Q: I’m a small business owner and I’ve heard about the new ARC loans. How do I get approved for these loans?

A: For small-business owners, the American Recovery Capital loan seems like a silver bullet, the solution to many problems plaguing their businesses now. This new loan is designed to give viable small businesses suffering immediate financial hardship short-term financial relief from certain business debts so they can keep their doors open, maintain jobs and get their cash flow back on track.

Congress created the ARC loan with a specific purpose: easing the financial burden of established, viable small businesses. While ARC loans are not for startups, existing firms may find this six-month capital infusion will help get them through the downturn. However, the eligibility and qualifications for this loan require significant documentation from borrowers.

Here’s how it works: The loan – made by a participating SBA lender – is a deferred-payment loan of up to $35,000 to use for principal and interest payments on existing, qualifying business debt. ARC loans are 100 percent guaranteed by SBA and have no fees unless your bank requires collateral. Disbursement may be over six months followed by 12 months with no repayment of the ARC principle. Borrowers pay no interest with a five-year term for payments.

A viable business is a business that’s been an established, for-profit business with evidence of positive cash flow in at least one of the past two years. An analysis of financial statements that you provide in your application must verify this requirement. Future cash-flow projections for two years are also required to show that you’ll be able to generate enough revenue to meet current and future debts. Prospective borrowers must certify that they are no more than 60 days past due on any debts to be paid with ARC proceeds. An acceptable business credit score is also required.

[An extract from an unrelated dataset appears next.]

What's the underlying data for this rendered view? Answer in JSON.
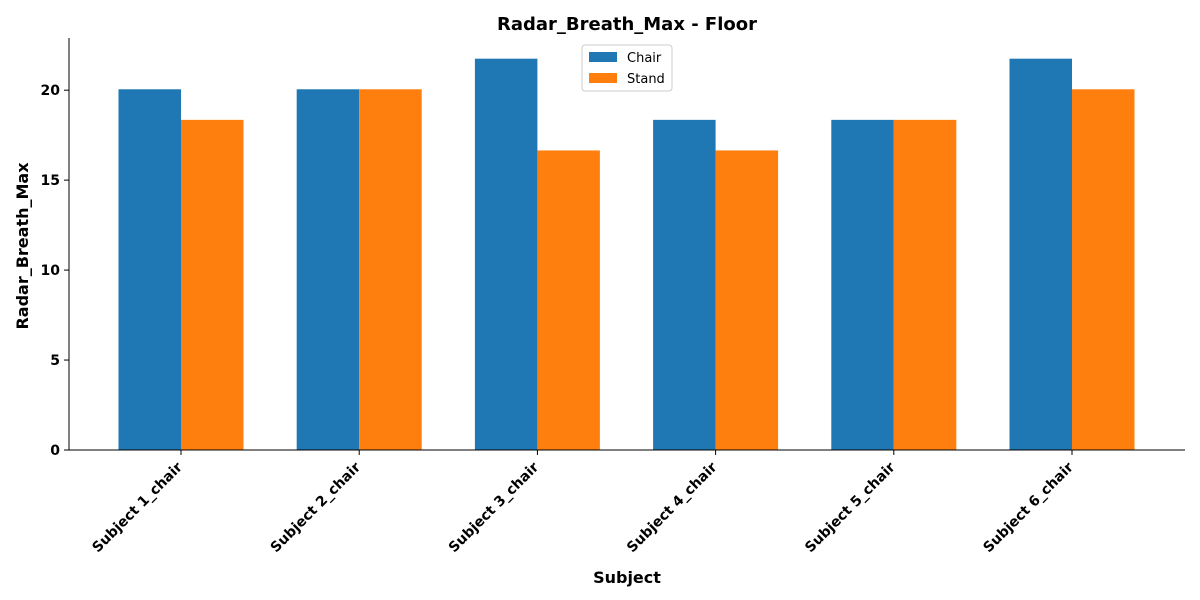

Immediate financial hardship means declining sales, frozen credit, or diffi-culty making loan payments, payroll or other business debts. Your lender will need evidence of the change in financial conditions from you, including your regular financial reports and notes

What is a qualifying small-business debt? Conventional mortgages, term and revolving lines of credit, capital leases, notes payable and credit-card obligations for small-business purposes may all be accepted, but you must be able to provide backup information. Contact SBA or go to www.sba.gov for more details, forms and templates.

Small businesses that don’t qualify or need money for working capital or other expenses besides existing debts should look at the enhancements of other SBA loans by the Recovery Act. Fees are waived on most SBA loans – from the smaller Community Express up to the Fixed Asset 504 program –and that saves you money.